IL TEMPO… di mons. Giovanni Battista Chiaradia

… come valutarlo? …

20/10/2013

Ottobre presenta quasi le stesse caratteristiche di gennaio: dopo la pausa di riposo o di festa, riprende la scuola e tante altre attività che si erano fermate.

Ne parliamo poco del tempo: eppure sarebbe importante farlo. San Agostino era molto consapevole delle difficoltà di descriverlo: “Se nessuno me lo chiede lo so, se cerco si spiegarlo non lo so”. E’ proprio San Agostino a dire che ci sono due modi di valutare il tempo: c’è un tempo fisico-astronomico che si misura con i calendari e ce n’è un altro più importante, il tempo psicologico, che a Lui interessa molto: è il tempo inteso come dilatazione dell’animo, contemporaneo al passato e al futuro, con la funzione di memoria e di attesa del presente.

Simpatica la definizione di Shakespeare sul tempo: “Trotta per una ragazza tra il fidanzamento e il matrimonio, segna il passo con il Sacerdote al quale manca il latino e per un ricco che non abbia la podagra, galoppa con il ladro verso il patibolo e si ferma con l’avvocato durante le pause del giudizio”.

In questo modo si evidenzia tutta l’ambivalenza della temporalità umana, inquadrata, anzi stretta nelle morse del tempo.

La persona è immersa nel tempo che scorre via velocemente e irrevocabilmente: la vita è determinata dal tempo, la sua linea di marcia è irrevocabile, i suoi momenti , come la fanciullezza, la gioventù, la maturità, la vecchiaia, sono irripetibili.

I mistici, tanti anche oggi nei monasteri, si sforzano per sentirsi contemporanei di Gesù di cui vogliono seguire le orme.
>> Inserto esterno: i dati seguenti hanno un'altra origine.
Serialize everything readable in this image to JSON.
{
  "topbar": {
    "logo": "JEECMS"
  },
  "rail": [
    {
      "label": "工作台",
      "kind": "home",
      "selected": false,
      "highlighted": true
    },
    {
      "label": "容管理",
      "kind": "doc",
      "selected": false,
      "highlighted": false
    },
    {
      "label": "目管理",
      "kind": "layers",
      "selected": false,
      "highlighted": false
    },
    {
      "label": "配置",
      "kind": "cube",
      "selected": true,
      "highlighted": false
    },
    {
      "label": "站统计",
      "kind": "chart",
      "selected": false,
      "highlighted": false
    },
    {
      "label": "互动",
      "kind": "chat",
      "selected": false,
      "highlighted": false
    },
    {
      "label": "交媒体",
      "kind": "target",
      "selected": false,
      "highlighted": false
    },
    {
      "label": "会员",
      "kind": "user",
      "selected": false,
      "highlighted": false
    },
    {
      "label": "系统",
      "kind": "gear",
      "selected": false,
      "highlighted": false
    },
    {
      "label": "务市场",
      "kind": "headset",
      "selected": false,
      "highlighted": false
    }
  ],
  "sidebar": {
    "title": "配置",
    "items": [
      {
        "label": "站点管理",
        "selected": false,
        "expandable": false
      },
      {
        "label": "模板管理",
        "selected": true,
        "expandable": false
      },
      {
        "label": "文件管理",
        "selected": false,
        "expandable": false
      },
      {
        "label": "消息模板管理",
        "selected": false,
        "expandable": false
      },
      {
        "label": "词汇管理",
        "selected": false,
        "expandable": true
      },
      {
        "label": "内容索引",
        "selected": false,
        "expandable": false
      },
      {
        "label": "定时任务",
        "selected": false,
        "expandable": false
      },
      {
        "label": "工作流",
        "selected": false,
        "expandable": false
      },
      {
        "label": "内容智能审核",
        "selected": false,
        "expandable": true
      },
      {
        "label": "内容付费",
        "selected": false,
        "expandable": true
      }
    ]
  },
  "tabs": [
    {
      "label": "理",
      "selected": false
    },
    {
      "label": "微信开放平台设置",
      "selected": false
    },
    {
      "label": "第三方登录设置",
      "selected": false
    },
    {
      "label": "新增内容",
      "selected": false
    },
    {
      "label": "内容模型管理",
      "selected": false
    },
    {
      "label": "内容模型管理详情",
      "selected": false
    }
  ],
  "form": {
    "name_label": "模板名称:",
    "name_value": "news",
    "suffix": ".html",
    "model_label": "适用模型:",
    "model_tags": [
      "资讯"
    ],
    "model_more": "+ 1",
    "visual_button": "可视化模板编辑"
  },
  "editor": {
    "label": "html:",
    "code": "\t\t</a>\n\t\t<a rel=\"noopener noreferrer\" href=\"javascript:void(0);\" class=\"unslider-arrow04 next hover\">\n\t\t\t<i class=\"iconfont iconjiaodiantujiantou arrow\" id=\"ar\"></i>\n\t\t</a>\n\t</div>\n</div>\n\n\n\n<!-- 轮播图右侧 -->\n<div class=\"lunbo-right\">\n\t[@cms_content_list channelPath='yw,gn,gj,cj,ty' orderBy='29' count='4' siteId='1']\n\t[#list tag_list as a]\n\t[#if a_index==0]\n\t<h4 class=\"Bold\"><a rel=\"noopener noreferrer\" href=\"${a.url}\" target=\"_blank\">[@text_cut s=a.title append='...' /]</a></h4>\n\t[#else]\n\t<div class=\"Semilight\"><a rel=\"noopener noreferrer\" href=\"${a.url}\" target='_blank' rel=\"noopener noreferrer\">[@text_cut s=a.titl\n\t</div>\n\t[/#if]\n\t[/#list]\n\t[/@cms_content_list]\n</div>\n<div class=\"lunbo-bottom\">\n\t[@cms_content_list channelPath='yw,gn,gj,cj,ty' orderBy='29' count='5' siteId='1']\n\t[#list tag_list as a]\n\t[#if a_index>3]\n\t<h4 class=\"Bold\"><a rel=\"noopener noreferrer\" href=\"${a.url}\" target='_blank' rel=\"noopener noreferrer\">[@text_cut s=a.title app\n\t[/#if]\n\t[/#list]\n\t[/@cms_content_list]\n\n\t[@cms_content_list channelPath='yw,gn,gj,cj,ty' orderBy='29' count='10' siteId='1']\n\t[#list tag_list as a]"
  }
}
Nel testo “Teologia tedesca” di Jakob Bohme si legge: “È libero da ogni ansia chi considera il tempo come eternità e l’eternità come tempo”.

Così l’insistenza di Kierkegaard di sentirsi contemporaneo di Gesù è tra i principali motivi per superare il “largo e terribile solco tra la vita del Cristo e la vita di ciascuno di noi”.

Ogni persona, anche non credente, dovrebbe sentire Cristo suo contemporaneo: Cristo è la perfezione dell’umano e del divino. Se la persona che mi legge ha difficoltà con il divino, consideri solo l’umano. Veda nei Vangeli, nelle lettere degli Apostoli, chi è il Cristo nella sua umanità.

Il rapporto con il divino ha un solo tempo: il presente.

Poiché Cristo è nell’infinito, è facile capire come nei suoi confronti ci sia un solo modo di incontrarlo: la contemporaneità. I secoli non aggiungono e non tolgono nulla: non lo cambiano e neppure sanno chi Egli precisamente sia. Solo chi ha la fede lo comprende.

La liturgia della Domenica, che ricorda Gesù risorto, crea un vivo rapporto con Lui, col suo passato di fratellanza e di dolore, col suo futuro di giudizio e di resurrezione nel presente con la sua presenza costante in ciascuno di noi, sempre, anche nell’individuo che non lo vuole.

Lui è la salvezza e la dona a tutti. Però, tanto l’esperienza mistica, come la liturgia, contengono il pericolo di estraniarsi dalla realtà temporale. Di fronte a questa tendenza di sfuggire dal tempo, perché talvolta ci fa paura, bisogna tener presente che sentirsi vicino alla persona del Cristo sprigiona delle energie preziose per una responsabilità quotidiana e siamo tranquilli di essere in buone mani: questo deve essere insegnato alla gioventù.